After thinking it was a keg sanitization issue the first go-around, brewed another identical batch of cold IPA. Recipe is 100% Bohemian Pils, 13.5oz total hops with 6oz added 4-days into a vigorous and nearly complete fermentation with Saflager 34/70. Raised temps to 68F for 48hrs (87% attenuation). Cold crashed after that (removing the bagged dry hops) for several days before racking onto biofine in a keg for another ~5-days @ 34F. It's about a 2.5 week turn-around time which sounds roughly like what the commercial guys are doing. However, I'm getting hints of buttery-ness already :-\ I've gone nuclear on my kegerator lines (short of replacing them), but wondering if recipe, process, or sanitization is the most likely culprit here? (not much lager experience, but have made pretty clean 'quick' lagers in similar timeframes with 34/70)
Hop creep could be an issue for you.
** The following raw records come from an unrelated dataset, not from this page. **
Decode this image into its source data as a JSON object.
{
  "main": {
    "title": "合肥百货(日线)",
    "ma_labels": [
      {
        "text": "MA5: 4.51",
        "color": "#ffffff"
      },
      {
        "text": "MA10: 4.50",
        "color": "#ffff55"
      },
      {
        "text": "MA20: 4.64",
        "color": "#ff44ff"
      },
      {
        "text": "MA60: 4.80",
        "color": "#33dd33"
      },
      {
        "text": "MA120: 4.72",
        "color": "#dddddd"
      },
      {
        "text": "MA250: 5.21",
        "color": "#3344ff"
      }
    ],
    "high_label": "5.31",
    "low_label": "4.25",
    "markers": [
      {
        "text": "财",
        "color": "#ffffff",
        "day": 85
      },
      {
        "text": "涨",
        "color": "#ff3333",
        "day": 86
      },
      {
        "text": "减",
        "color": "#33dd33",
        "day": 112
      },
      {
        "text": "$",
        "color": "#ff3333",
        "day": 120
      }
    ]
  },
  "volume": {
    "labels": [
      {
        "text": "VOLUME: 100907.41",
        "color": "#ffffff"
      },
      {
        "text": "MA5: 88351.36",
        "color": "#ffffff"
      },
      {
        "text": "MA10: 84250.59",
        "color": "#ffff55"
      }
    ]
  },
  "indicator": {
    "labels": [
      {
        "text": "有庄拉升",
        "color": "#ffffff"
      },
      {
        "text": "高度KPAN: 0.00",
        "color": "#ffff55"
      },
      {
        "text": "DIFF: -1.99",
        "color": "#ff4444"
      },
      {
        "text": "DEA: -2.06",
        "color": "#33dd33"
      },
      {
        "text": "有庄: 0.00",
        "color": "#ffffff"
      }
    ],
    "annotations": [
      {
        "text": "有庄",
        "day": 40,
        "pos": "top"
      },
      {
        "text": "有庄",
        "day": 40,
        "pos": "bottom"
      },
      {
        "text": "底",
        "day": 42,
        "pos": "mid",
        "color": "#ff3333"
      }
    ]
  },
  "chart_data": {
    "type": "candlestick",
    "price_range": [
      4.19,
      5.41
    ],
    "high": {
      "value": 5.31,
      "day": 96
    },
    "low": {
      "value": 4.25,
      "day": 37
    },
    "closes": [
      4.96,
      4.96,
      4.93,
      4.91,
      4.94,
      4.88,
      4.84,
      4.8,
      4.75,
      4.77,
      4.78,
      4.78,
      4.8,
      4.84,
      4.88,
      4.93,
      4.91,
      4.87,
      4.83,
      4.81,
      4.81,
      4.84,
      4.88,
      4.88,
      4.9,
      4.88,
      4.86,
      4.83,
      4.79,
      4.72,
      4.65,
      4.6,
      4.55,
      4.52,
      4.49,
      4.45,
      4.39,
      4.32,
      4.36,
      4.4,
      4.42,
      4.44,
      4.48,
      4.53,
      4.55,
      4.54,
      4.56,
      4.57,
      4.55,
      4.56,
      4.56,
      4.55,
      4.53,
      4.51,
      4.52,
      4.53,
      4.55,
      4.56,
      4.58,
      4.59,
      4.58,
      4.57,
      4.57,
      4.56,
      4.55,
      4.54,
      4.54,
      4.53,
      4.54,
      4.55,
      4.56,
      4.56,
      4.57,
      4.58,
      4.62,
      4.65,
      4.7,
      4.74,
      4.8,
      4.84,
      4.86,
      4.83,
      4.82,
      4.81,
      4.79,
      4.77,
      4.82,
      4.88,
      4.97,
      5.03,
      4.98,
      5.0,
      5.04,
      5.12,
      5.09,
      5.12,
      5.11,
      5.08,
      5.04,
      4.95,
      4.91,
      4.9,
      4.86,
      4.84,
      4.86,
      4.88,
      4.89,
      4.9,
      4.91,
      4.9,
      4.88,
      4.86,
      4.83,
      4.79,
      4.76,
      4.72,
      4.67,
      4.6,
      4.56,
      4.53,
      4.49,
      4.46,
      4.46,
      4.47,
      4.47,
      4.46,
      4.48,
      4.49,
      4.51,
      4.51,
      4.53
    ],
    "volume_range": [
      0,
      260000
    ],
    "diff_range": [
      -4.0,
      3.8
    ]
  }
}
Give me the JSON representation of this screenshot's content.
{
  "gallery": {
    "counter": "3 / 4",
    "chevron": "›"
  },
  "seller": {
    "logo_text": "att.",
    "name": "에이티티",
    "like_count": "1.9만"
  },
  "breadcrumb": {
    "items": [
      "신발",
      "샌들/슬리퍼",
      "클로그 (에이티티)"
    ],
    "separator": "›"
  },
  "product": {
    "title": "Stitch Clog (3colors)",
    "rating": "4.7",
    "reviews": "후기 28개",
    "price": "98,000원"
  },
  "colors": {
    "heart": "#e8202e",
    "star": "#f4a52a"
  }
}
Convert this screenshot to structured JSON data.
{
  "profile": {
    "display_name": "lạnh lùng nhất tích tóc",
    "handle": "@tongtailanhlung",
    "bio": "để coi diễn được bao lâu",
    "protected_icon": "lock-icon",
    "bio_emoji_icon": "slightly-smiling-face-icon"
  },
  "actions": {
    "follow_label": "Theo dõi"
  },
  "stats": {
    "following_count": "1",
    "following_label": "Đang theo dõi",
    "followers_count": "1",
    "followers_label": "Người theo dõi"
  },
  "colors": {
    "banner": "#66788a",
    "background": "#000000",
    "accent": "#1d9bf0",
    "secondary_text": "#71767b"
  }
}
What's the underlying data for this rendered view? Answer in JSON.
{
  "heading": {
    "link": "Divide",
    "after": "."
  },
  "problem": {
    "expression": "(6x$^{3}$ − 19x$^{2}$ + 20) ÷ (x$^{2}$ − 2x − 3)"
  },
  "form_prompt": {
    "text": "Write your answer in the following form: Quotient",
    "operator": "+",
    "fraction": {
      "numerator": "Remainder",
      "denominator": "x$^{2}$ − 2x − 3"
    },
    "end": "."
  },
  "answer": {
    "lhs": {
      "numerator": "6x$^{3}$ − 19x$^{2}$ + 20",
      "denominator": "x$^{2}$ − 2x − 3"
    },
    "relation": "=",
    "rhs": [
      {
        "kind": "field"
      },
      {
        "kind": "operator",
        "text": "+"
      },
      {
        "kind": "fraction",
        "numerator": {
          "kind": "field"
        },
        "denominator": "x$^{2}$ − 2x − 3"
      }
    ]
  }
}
Hops have enzymatic activity causing sugars to be slowly released and further fermentation. The solution is the same; you need a long enough diacetyl rest for the hop-induced fermentation to end and all the diacetyl to be eaten up, but it may be a few days longer than you are used to.

Have you ever experienced hop creep? I tried to make it happen 3 times to study it and I couldn't get it to happen. I tend to think it's not an issue for homebrewers.